Не убедило это огоньков. Указали они на серые тучи и голубой дым, что поднимался над лесистым холмом и клубился над трубами грозного замка.
— Это все пустяки, — говорили они. — Здесь ведь только обращают в пепел людскую глупость.
Отвечал Теофраст:
— Может быть, вам удастся заполучить моего друга, бывшего некогда фамулусом Оперином. Мне же слишком хорошо известно, что глупость — не труп, а бессмертная жизнь.
И на том он оставил огоньков, не удостоив их более ни словом, и полетел он — ибо не мог больше просто идти, хотелось ему теперь лететь, — полетел он в те края, откуда пришел.
Только вот откуда пришел он, неведомо нам.
МИНЬОНА
А теперь я примусь за истории о привидениях.

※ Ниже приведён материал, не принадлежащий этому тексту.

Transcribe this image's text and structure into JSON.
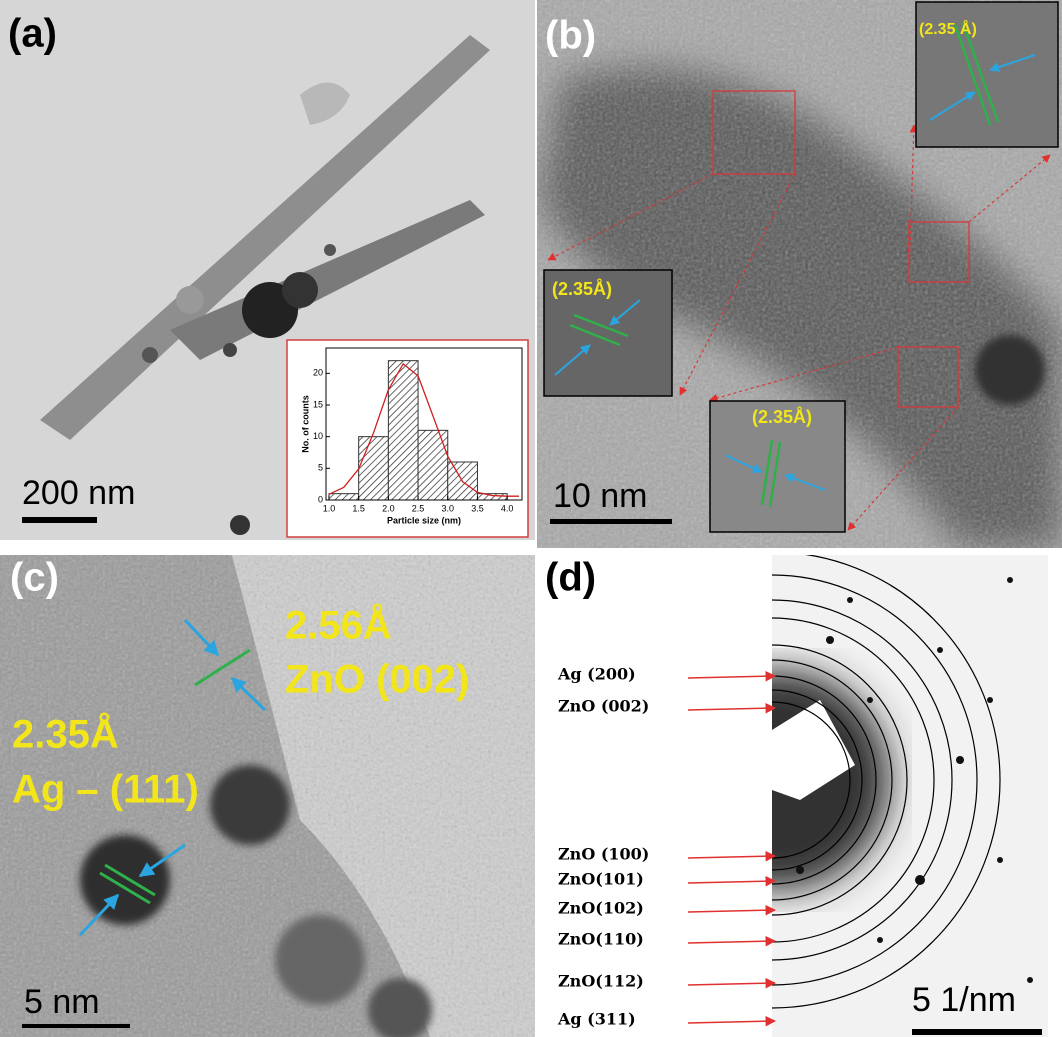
{
  "panels": [
    {
      "label": "(a)",
      "scale_bar": "200 nm"
    },
    {
      "label": "(b)",
      "scale_bar": "10 nm",
      "annotations": [
        "(2.35 Å)",
        "(2.35Å)",
        "(2.35Å)"
      ]
    },
    {
      "label": "(c)",
      "scale_bar": "5 nm",
      "annotations": [
        "2.56Å",
        "ZnO (002)",
        "2.35Å",
        "Ag – (111)"
      ]
    },
    {
      "label": "(d)",
      "scale_bar": "5 1/nm",
      "ring_labels": [
        "Ag (200)",
        "ZnO (002)",
        "ZnO (100)",
        "ZnO(101)",
        "ZnO(102)",
        "ZnO(110)",
        "ZnO(112)",
        "Ag (311)"
      ]
    }
  ],
  "chart_data": {
    "type": "histogram",
    "xlabel": "Particle size (nm)",
    "ylabel": "No. of counts",
    "bins": [
      1.0,
      1.5,
      2.0,
      2.5,
      3.0,
      3.5,
      4.0
    ],
    "values": [
      1,
      10,
      22,
      11,
      6,
      1
    ],
    "color": "#333333",
    "fit": {
      "color": "#d02020",
      "x": [
        1.0,
        1.25,
        1.5,
        1.75,
        2.0,
        2.25,
        2.5,
        2.75,
        3.0,
        3.25,
        3.5,
        3.75,
        4.0,
        4.2
      ],
      "values": [
        0.9,
        2.0,
        4.9,
        10.6,
        17.4,
        21.5,
        19.6,
        13.3,
        6.9,
        2.9,
        1.2,
        0.7,
        0.6,
        0.6
      ]
    },
    "xlim": [
      0.95,
      4.25
    ],
    "ylim": [
      0,
      24
    ],
    "xticks": [
      {
        "value": 1.0,
        "label": "1.0"
      },
      {
        "value": 1.5,
        "label": "1.5"
      },
      {
        "value": 2.0,
        "label": "2.0"
      },
      {
        "value": 2.5,
        "label": "2.5"
      },
      {
        "value": 3.0,
        "label": "3.0"
      },
      {
        "value": 3.5,
        "label": "3.5"
      },
      {
        "value": 4.0,
        "label": "4.0"
      }
    ],
    "yticks": [
      0,
      5,
      10,
      15,
      20
    ]
  }
}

Гете Шиллеру, Веймар, 23 декабря 1794 года.ЧАСТЬ ПЕРВАЯ
Что же это было такое, что заставило меня вновь, почти через тридцать лет, обратиться к Жан-Полю[161] и его роману «Титан»? Должно быть, я сулил себе второе рождение, и притом в двойном смысле: свое собственное и этой книги. Когда-то в Риме я, немецкий юнец, страстно тянувшийся к красоте — совсем как Винкельман,[162] — оказался лицом к лицу с ней, а заодно и со смертью. В ту пору из-за антисанитарного водоснабжения во многих городах мира вспыхнула эпидемия тифа. Она-то и уложила меня в постель, которая чуть не стала моим смертным одром. Я медленно поправлялся, и тут уж не знаю какая добрая душа подбросила мне на одеяло жанполевского «Титана».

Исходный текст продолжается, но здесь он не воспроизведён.